Filed under: Amtrak, Passenger Rail Politics, Regional USA Passenger Rail

3 Responses

  1. Dan says:

    I urge you to borrow a wheelchair from somebody, or pick one up on craigslist and try it out for a day. More specifically, try taking a train into one of those small towns without a means of getting on/off the train in a wheelchair. Then consider writing an article with your findings.

    Access improvements are unfortunately deemed by many as non-essential. However in order for wheelchair users to live productive lives (i.e. get and hold down jobs, thus reducing their reliance on government financial support), it is necessary to create incentives for making access changes.

    Additionally, I think many wheelchair users would consider using the trains if they were made more universally accessible, which might contribute to your apparent mission to increase train usage. Here’s why:

    -When flying, wheelchair users must surrender their chairs upon boarding the plane, risking damage to the chair and requiring others to assist with boarding / deplaning. This is very costly to the airline industry. On a train, it is possible to remain in one’s own wheelchair.

    -Local/Regional transportation in the U.S. for non-driving wheelchair users is sparse and expensive, if existent at all. Even in large areas like NYC, the accessible taxi service is minimal and inefficient compared to the subways.

    Unfortunately your view regarding access improvements is all too common. It’s like the owner of the ice cream store I was trying to get to once, but couldn’t because it had steps outside.

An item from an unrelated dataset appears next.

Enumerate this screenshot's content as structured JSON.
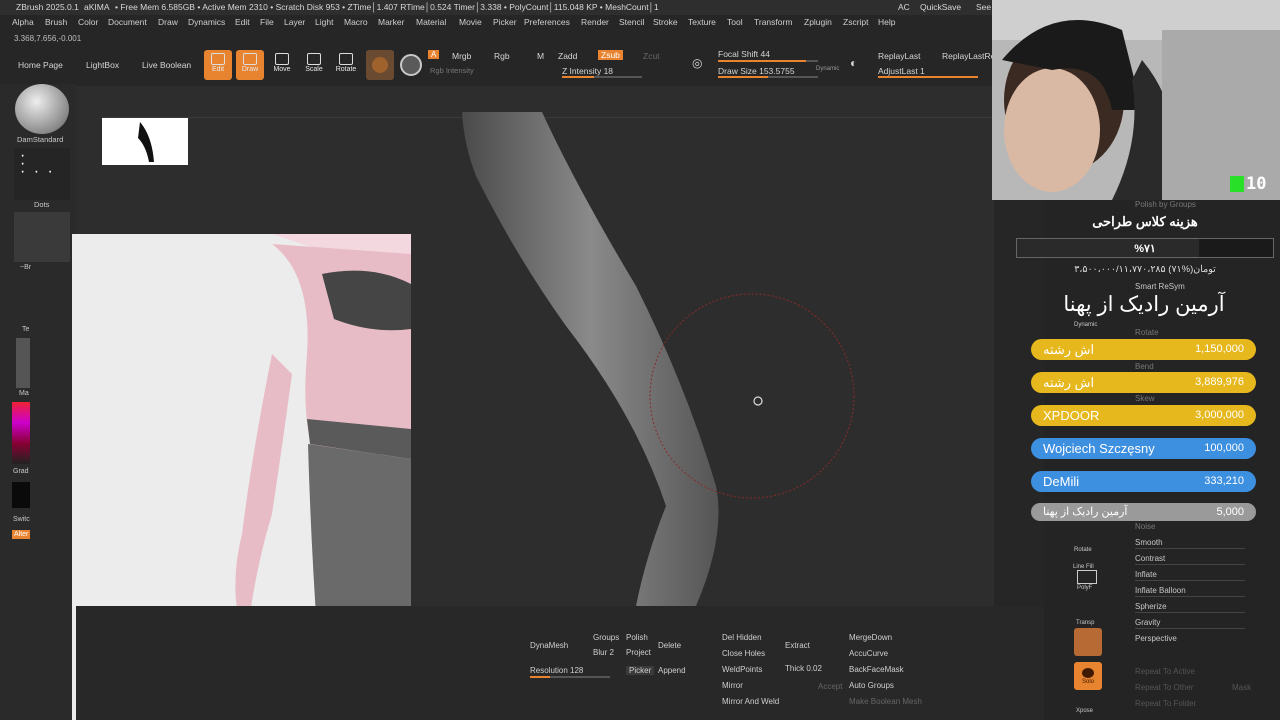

I suggested that he get a ramp so wheelchairs could get into his store. “But I never see wheelchairs in my store! Why would I spend that money?” he said.

    All I could say was “Of course you never see wheelchairs inside your store, because they can’t get inside in the first place!” Then I left and spent my money somewhere else.

  2. patlynch says:

    Dan, I agree with you completely.

    I think the editorial cited was questioning the need for improvements at all the smaller stations. Of course, those necessary facilities to handle wheelchairs have been ignored for decades.

    Amtrak should benefit greatly. This is a marketing opportunity if all the people who use wheelchairs are aware of the wide availability of equipment to safely handle them in even the smallest stations.

    Again, I am on your side.

  3. Joe says:

    I agree with Dan, and as a recently laid off architect, I can tell you that accessibility upgrades do keep some architects and builders employed. Also, one thing I noticed about a lot of the money on accessibility in the list I saw for Amtrak is that much of it if for detectable warning strip at platform edges – the yellow strip with bumps (what we call truncated domes). These assist people who are vision impaired but that probably includes older folks with diminished eyesight as well as blind people who use canes to get around. I would also like to see what percentage of the funds is actually for accessibility upgrades, vs. the $750 million for a Sacramento station area real estate project.

    But one thing that is apparent in the ADA accessibility guidelines is that accessibility for trains is heavily regulated, while there are almost no codes regulating the accessibility of airplanes and intercity buses. Ever been on an airplane that had the space of several seats reserved for a wheelchair? No. Airlines do make accommodations for passengers who use wheelchairs, but I read an article once that sais that a person in a wheelchair has to changes chairs several times to get on a plane – his wheelchair goes into checked baggage, then he changes to an airport wheelchair, then to a rolling chair that can fit into a plane, then into the fixed airplane seat, then in reverse to get off the plane. Obviously the airline lobby was successful in preventing any sort of standard from being part of the ADA, while a quasi public corporation with minimal funding and a publicly mandated mission to uphold could not do that.